Foto: Direitos Reservados

O novo filme de Matilde Calado estreou em novembro, no festival YMOTION, e tem feito o seu percurso por vários festivais ao longo dos últimos meses. Como Gado é uma curta-metragem que resulta de "uma reflexão sobre o comportamento de Alfred Hitchcock, com as suas atrizes nos seus sets de filmagens", um tema que a maioria do público desconhece. O Fantastic esteve à conversa com a realizadora Matilde Calado e com a atriz Mia Tomé sobre este  projeto, o segundo que resulta de uma parceria das duas jovens artistas.

A junção de imagens de arquivo com as imagens de uma mulher do século XXI e o recurso à "exploração sensorial sonora" são o ponto de partida para a criação de Como Gado, "um olhar experimental, sobre um período na indústria cinematográfica, onde muitas foram as atrizes vítimas do sistema machista da época". 
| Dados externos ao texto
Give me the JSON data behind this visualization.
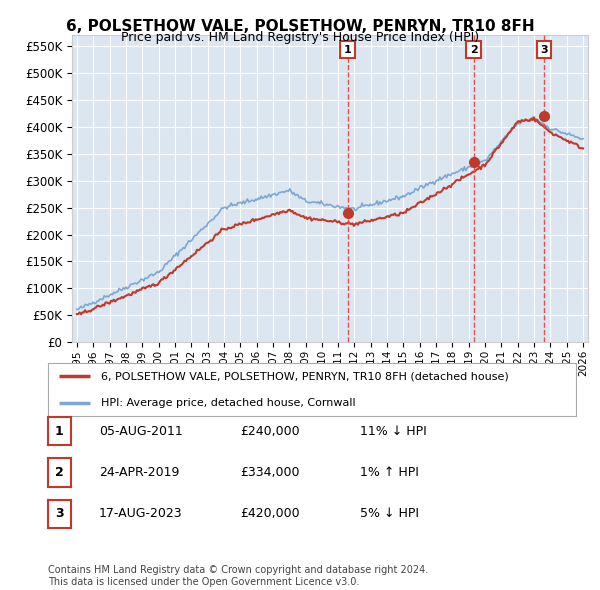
{
  "title": "6, POLSETHOW VALE, POLSETHOW, PENRYN, TR10 8FH",
  "subtitle": "Price paid vs. HM Land Registry's House Price Index (HPI)",
  "ylim": [
    0,
    570000
  ],
  "yticks": [
    0,
    50000,
    100000,
    150000,
    200000,
    250000,
    300000,
    350000,
    400000,
    450000,
    500000,
    550000
  ],
  "x_start_year": 1995,
  "x_end_year": 2026,
  "background_color": "#ffffff",
  "plot_bg_color": "#dce6f1",
  "grid_color": "#ffffff",
  "hpi_line_color": "#7ba7d4",
  "price_line_color": "#c0392b",
  "vline_color": "#e05050",
  "marker_color": "#c0392b",
  "sale_year_floats": [
    2011.58,
    2019.29,
    2023.62
  ],
  "sale_prices": [
    240000,
    334000,
    420000
  ],
  "sale_labels": [
    "1",
    "2",
    "3"
  ],
  "legend_label_red": "6, POLSETHOW VALE, POLSETHOW, PENRYN, TR10 8FH (detached house)",
  "legend_label_blue": "HPI: Average price, detached house, Cornwall",
  "table_data": [
    [
      "1",
      "05-AUG-2011",
      "£240,000",
      "11% ↓ HPI"
    ],
    [
      "2",
      "24-APR-2019",
      "£334,000",
      "1% ↑ HPI"
    ],
    [
      "3",
      "17-AUG-2023",
      "£420,000",
      "5% ↓ HPI"
    ]
  ],
  "footer": "Contains HM Land Registry data © Crown copyright and database right 2024.\nThis data is licensed under the Open Government Licence v3.0.",
  "label_box_edge": "#c0392b"
}
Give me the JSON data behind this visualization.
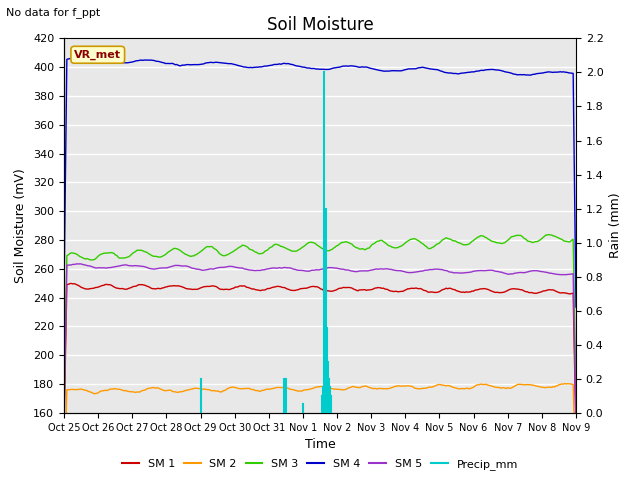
{
  "title": "Soil Moisture",
  "annotation": "No data for f_ppt",
  "ylabel_left": "Soil Moisture (mV)",
  "ylabel_right": "Rain (mm)",
  "xlabel": "Time",
  "ylim_left": [
    160,
    420
  ],
  "ylim_right": [
    0.0,
    2.2
  ],
  "yticks_left": [
    160,
    180,
    200,
    220,
    240,
    260,
    280,
    300,
    320,
    340,
    360,
    380,
    400,
    420
  ],
  "yticks_right": [
    0.0,
    0.2,
    0.4,
    0.6,
    0.8,
    1.0,
    1.2,
    1.4,
    1.6,
    1.8,
    2.0,
    2.2
  ],
  "xtick_labels": [
    "Oct 25",
    "Oct 26",
    "Oct 27",
    "Oct 28",
    "Oct 29",
    "Oct 30",
    "Oct 31",
    "Nov 1",
    "Nov 2",
    "Nov 3",
    "Nov 4",
    "Nov 5",
    "Nov 6",
    "Nov 7",
    "Nov 8",
    "Nov 9"
  ],
  "legend_labels": [
    "SM 1",
    "SM 2",
    "SM 3",
    "SM 4",
    "SM 5",
    "Precip_mm"
  ],
  "legend_colors": [
    "#cc0000",
    "#ff9900",
    "#33cc00",
    "#0000cc",
    "#9933cc",
    "#00cccc"
  ],
  "sm1_base": 248,
  "sm2_base": 175,
  "sm3_base": 268,
  "sm4_base": 405,
  "sm5_base": 262,
  "vr_met_label": "VR_met",
  "fig_bg_color": "#ffffff",
  "plot_bg_color": "#e8e8e8",
  "grid_color": "#ffffff",
  "precip_spikes": [
    {
      "day": 4.0,
      "val": 0.2
    },
    {
      "day": 6.45,
      "val": 0.2
    },
    {
      "day": 6.5,
      "val": 0.2
    },
    {
      "day": 7.0,
      "val": 0.05
    },
    {
      "day": 7.55,
      "val": 0.1
    },
    {
      "day": 7.6,
      "val": 0.15
    },
    {
      "day": 7.63,
      "val": 2.0
    },
    {
      "day": 7.67,
      "val": 1.2
    },
    {
      "day": 7.7,
      "val": 0.5
    },
    {
      "day": 7.73,
      "val": 0.3
    },
    {
      "day": 7.76,
      "val": 0.2
    },
    {
      "day": 7.8,
      "val": 0.15
    },
    {
      "day": 7.83,
      "val": 0.1
    }
  ]
}
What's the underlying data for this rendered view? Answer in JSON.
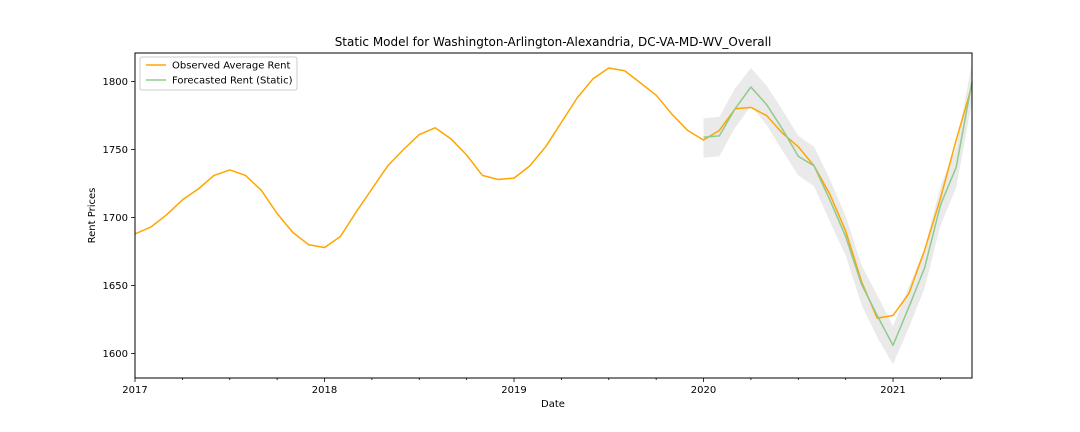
{
  "chart_data": {
    "type": "line",
    "title": "Static Model for Washington-Arlington-Alexandria, DC-VA-MD-WV_Overall",
    "xlabel": "Date",
    "ylabel": "Rent Prices",
    "xlim": [
      "2017-01",
      "2021-06"
    ],
    "ylim": [
      1582,
      1821
    ],
    "x_ticks": [
      {
        "date": "2017-01",
        "label": "2017"
      },
      {
        "date": "2018-01",
        "label": "2018"
      },
      {
        "date": "2019-01",
        "label": "2019"
      },
      {
        "date": "2020-01",
        "label": "2020"
      },
      {
        "date": "2021-01",
        "label": "2021"
      }
    ],
    "y_ticks": [
      1600,
      1650,
      1700,
      1750,
      1800
    ],
    "legend_position": "top-left",
    "grid": false,
    "series": [
      {
        "name": "Observed Average Rent",
        "color": "#FFA500",
        "points": [
          [
            "2017-01",
            1688
          ],
          [
            "2017-02",
            1693
          ],
          [
            "2017-03",
            1702
          ],
          [
            "2017-04",
            1713
          ],
          [
            "2017-05",
            1721
          ],
          [
            "2017-06",
            1731
          ],
          [
            "2017-07",
            1735
          ],
          [
            "2017-08",
            1731
          ],
          [
            "2017-09",
            1720
          ],
          [
            "2017-10",
            1703
          ],
          [
            "2017-11",
            1689
          ],
          [
            "2017-12",
            1680
          ],
          [
            "2018-01",
            1678
          ],
          [
            "2018-02",
            1686
          ],
          [
            "2018-03",
            1704
          ],
          [
            "2018-04",
            1721
          ],
          [
            "2018-05",
            1738
          ],
          [
            "2018-06",
            1750
          ],
          [
            "2018-07",
            1761
          ],
          [
            "2018-08",
            1766
          ],
          [
            "2018-09",
            1758
          ],
          [
            "2018-10",
            1746
          ],
          [
            "2018-11",
            1731
          ],
          [
            "2018-12",
            1728
          ],
          [
            "2019-01",
            1729
          ],
          [
            "2019-02",
            1738
          ],
          [
            "2019-03",
            1752
          ],
          [
            "2019-04",
            1770
          ],
          [
            "2019-05",
            1788
          ],
          [
            "2019-06",
            1802
          ],
          [
            "2019-07",
            1810
          ],
          [
            "2019-08",
            1808
          ],
          [
            "2019-09",
            1799
          ],
          [
            "2019-10",
            1790
          ],
          [
            "2019-11",
            1776
          ],
          [
            "2019-12",
            1764
          ],
          [
            "2020-01",
            1757
          ],
          [
            "2020-02",
            1764
          ],
          [
            "2020-03",
            1780
          ],
          [
            "2020-04",
            1781
          ],
          [
            "2020-05",
            1775
          ],
          [
            "2020-06",
            1762
          ],
          [
            "2020-07",
            1752
          ],
          [
            "2020-08",
            1738
          ],
          [
            "2020-09",
            1717
          ],
          [
            "2020-10",
            1690
          ],
          [
            "2020-11",
            1653
          ],
          [
            "2020-12",
            1626
          ],
          [
            "2021-01",
            1628
          ],
          [
            "2021-02",
            1644
          ],
          [
            "2021-03",
            1676
          ],
          [
            "2021-04",
            1714
          ],
          [
            "2021-05",
            1757
          ],
          [
            "2021-06",
            1797
          ]
        ]
      },
      {
        "name": "Forecasted Rent (Static)",
        "color": "#8fca8f",
        "points": [
          [
            "2020-01",
            1759
          ],
          [
            "2020-02",
            1760
          ],
          [
            "2020-03",
            1780
          ],
          [
            "2020-04",
            1796
          ],
          [
            "2020-05",
            1783
          ],
          [
            "2020-06",
            1765
          ],
          [
            "2020-07",
            1745
          ],
          [
            "2020-08",
            1738
          ],
          [
            "2020-09",
            1713
          ],
          [
            "2020-10",
            1686
          ],
          [
            "2020-11",
            1651
          ],
          [
            "2020-12",
            1628
          ],
          [
            "2021-01",
            1606
          ],
          [
            "2021-02",
            1634
          ],
          [
            "2021-03",
            1663
          ],
          [
            "2021-04",
            1709
          ],
          [
            "2021-05",
            1737
          ],
          [
            "2021-06",
            1800
          ]
        ]
      }
    ],
    "confidence_band": {
      "color": "#d9d9d9",
      "lower": [
        1744,
        1745,
        1766,
        1782,
        1768,
        1749,
        1731,
        1723,
        1697,
        1672,
        1636,
        1612,
        1592,
        1619,
        1648,
        1694,
        1722,
        1785
      ],
      "upper": [
        1773,
        1774,
        1795,
        1810,
        1797,
        1779,
        1760,
        1752,
        1728,
        1701,
        1665,
        1643,
        1620,
        1649,
        1677,
        1723,
        1751,
        1814
      ]
    }
  }
}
Para a realizadora, a forma como o aclamado cineasta tratava as suas atrizes não era um facto totalmente desconhecido. "A faceta do Hitchcock já não me era estranha. Anos antes de conhecer a Mia, ainda estava na faculdade, vi um documentário da BBC sobre esta temática. Na escola ensinam-nos o lado bom da história, a história do grande mestre Hitchcock, sem nunca falar do outro verso da moeda", começa por explicar Matilde Calado.

Mia Tomé confessa que os filmes de Alfred Hitchcock fizeram parte da sua vida desde cedo e admite que, apesar do contexto, é fã do seu trabalho enquanto realizador. "Vi muitos durante a minha adolescência, aliás continuo a vê-los. São filmes fantásticos, com grandes narrativas, mas a um certo momento descobri o lado menos bom dos seus sets de filmagens e aquilo intrigou-me", explica a atriz, que neste projeto assume a voz da personagem feminina e assina o argumento.
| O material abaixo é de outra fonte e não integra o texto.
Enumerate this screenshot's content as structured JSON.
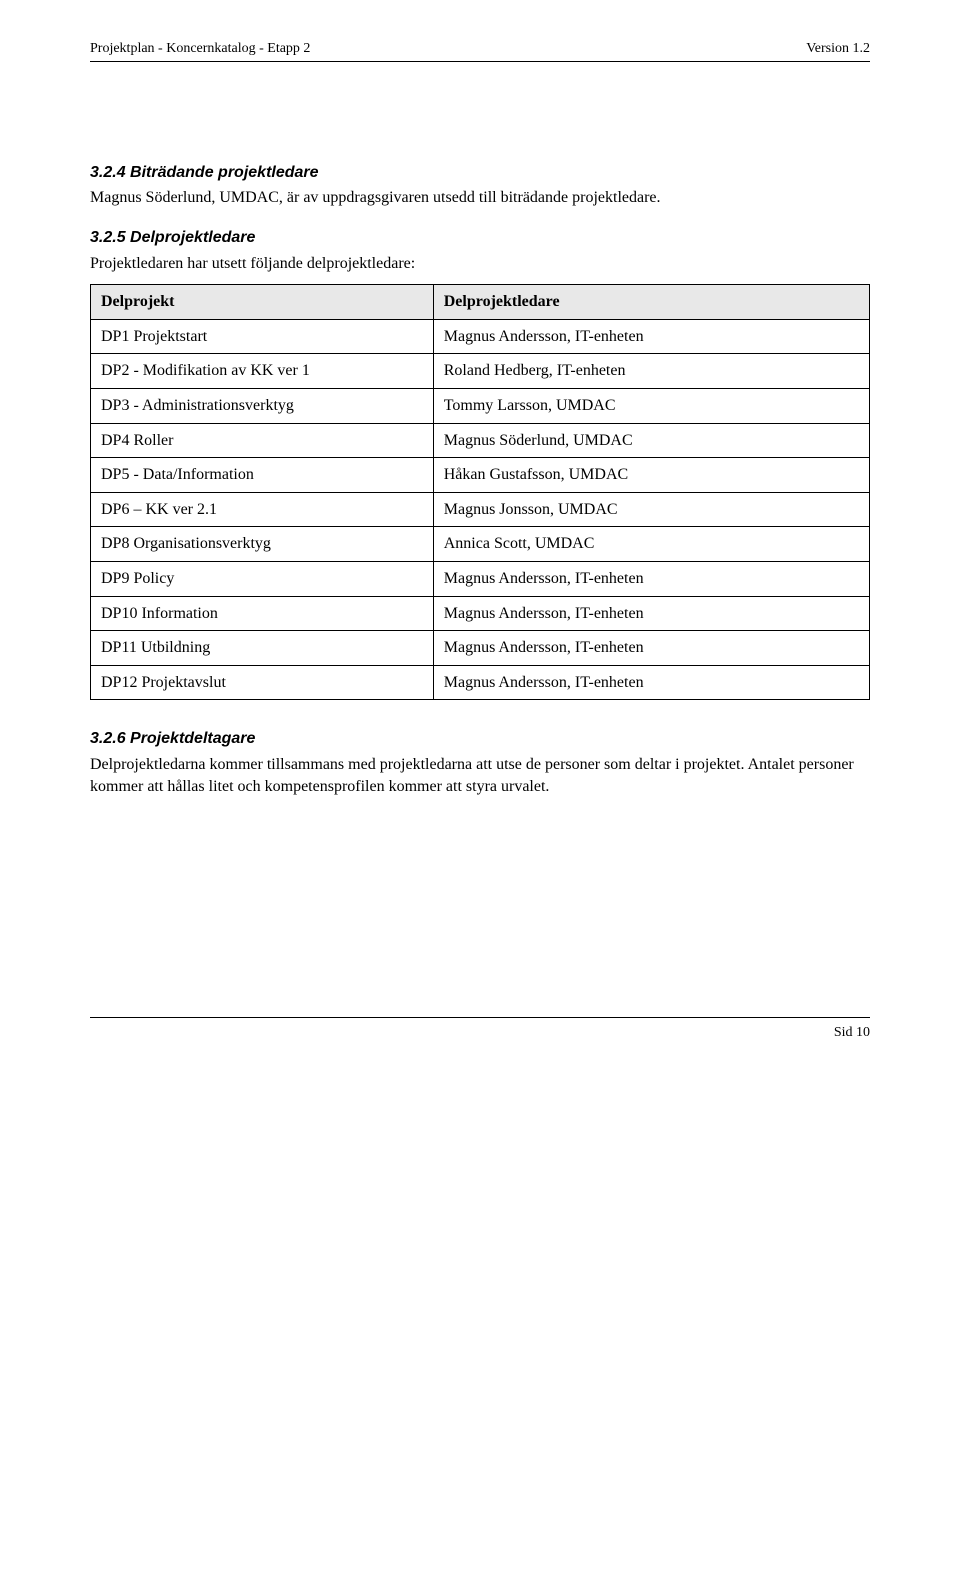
{
  "header": {
    "left": "Projektplan  -  Koncernkatalog  -  Etapp 2",
    "right": "Version 1.2"
  },
  "sections": [
    {
      "heading": "3.2.4  Biträdande projektledare",
      "body": "Magnus Söderlund, UMDAC, är av uppdragsgivaren utsedd till biträdande projektledare."
    },
    {
      "heading": "3.2.5  Delprojektledare",
      "body": "Projektledaren har utsett följande delprojektledare:"
    }
  ],
  "table": {
    "columns": [
      "Delprojekt",
      "Delprojektledare"
    ],
    "rows": [
      [
        "DP1 Projektstart",
        "Magnus Andersson, IT-enheten"
      ],
      [
        "DP2 - Modifikation av KK ver 1",
        "Roland Hedberg, IT-enheten"
      ],
      [
        "DP3 - Administrationsverktyg",
        "Tommy Larsson, UMDAC"
      ],
      [
        "DP4 Roller",
        "Magnus Söderlund, UMDAC"
      ],
      [
        "DP5 - Data/Information",
        "Håkan Gustafsson, UMDAC"
      ],
      [
        "DP6 – KK ver 2.1",
        "Magnus Jonsson, UMDAC"
      ],
      [
        "DP8 Organisationsverktyg",
        "Annica Scott, UMDAC"
      ],
      [
        "DP9 Policy",
        "Magnus Andersson, IT-enheten"
      ],
      [
        "DP10 Information",
        "Magnus Andersson, IT-enheten"
      ],
      [
        "DP11 Utbildning",
        "Magnus Andersson, IT-enheten"
      ],
      [
        "DP12 Projektavslut",
        "Magnus Andersson, IT-enheten"
      ]
    ]
  },
  "section3": {
    "heading": "3.2.6  Projektdeltagare",
    "body": "Delprojektledarna kommer tillsammans med projektledarna att utse de personer som deltar i projektet. Antalet personer kommer att hållas litet och kompetensprofilen kommer att styra urvalet."
  },
  "footer": {
    "right": "Sid 10"
  }
}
Depois de ler mais sobre o tema, "em biografias ou artigos", Mia Tomé tentou "fazer essa ponte através de um ícone do cinema, desmistificar aquela pensamento de submissão entre os atores e o realizador", uma vez que considera que "ninguém tem o direito de fazer sofrer ninguém durante um processo de trabalho" e que "ainda temos um grande caminho a percorrer sobre a questão de igualdade de género, sobre a igualdade de direitos".

"A questão do feminismo e, acima de tudo, o direito de igualdade é um assunto que deve ser para sempre discutido. Por vezes a sociedade acomoda-se, pensa que este é um assunto resolvido, toma-o como um dado adquirido", acrescenta Matilde Calado. "Em comparação aos anos 40/50, obviamente que o mundo evoluiu, mas este filme nasce muito pela nossa vontade de perpetuar esta discussão, nunca chegaremos ao fim de uma meta, nunca será um assunto bem resolvido pois a sociedade está em constante mutação, dai queremos ajudar nesta evolução reflexiva", considera ainda a responsável do projeto.

Foto: Direitos Reservados

A ideia para o filme surge a partir de uma crónica que Mia Tomé escreveu para o "Expresso - Vida Extra", na sua rubrica “Miallennial“. Depois de ser apresentado a Matilde Calado, o tema foi desenvolvido neste filme. "A verdade é que quando a Mia me apresentou o texto fiquei deveras deliciada pela escrita do mesmo e do tom geral que a própria tinha construído. De imediato imaginei um jogo de sobreposições imagéticas e de cor. Como que se desta vez, com este filme, a mulher pudesse dominar/sobrepor-se a esta figura abusiva", continua a realizadora deste ensaio audiovisual.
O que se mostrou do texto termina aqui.